CDR Matthew W. Shipley, graduated from Navy recruit training in January 1985, Electronics Technician “A” School in October 1985, Naval Academy Preparatory School in 1987 and the United States Naval Academy in 1991.

Shipley’s tours include Assistant Platoon Commander at SEAL Team EIGHT, test article Officer-in-Charge of a Mark V Special Operations Craft (SOC) at United States Special Operations Command, Operations Officer at Special Boat Unit TWENTY, Mk V SOC Liaison Officer to Special Operations Command European Command, Naval Special Warfare Task Unit (NSWTU) Commander for a Mediterranean Amphibious Ready Group, and Platoon Commander at SEAL Team EIGHT.

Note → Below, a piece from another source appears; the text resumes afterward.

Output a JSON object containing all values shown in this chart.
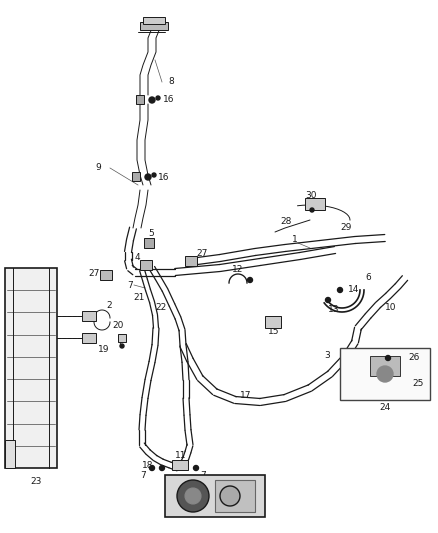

As a reservist, Shipley served as Executive Officer of Navy Reserve Naval Special Warfare Group TWO Detachment 309, as Executive Officer of SEAL Team THREE deployed to Fallujah, Iraq in 2006, as NSWTU Commander Manda Bay, Kenya in Oct 2006 – Mar 2007, and as the Commanding Officer of SEAL Unit EIGHTEEN in Little Creek, Virginia from Dec 2009 – Dec 2011. He retired from the US Navy in Jan 2013.

Shipley’s awards include: Bronze Star Medal, Meritorious Defense Service Medal, Joint Service Commendation Medal, Navy Commendation Medal, Navy Achievement Medal and various unit, campaign and service awards.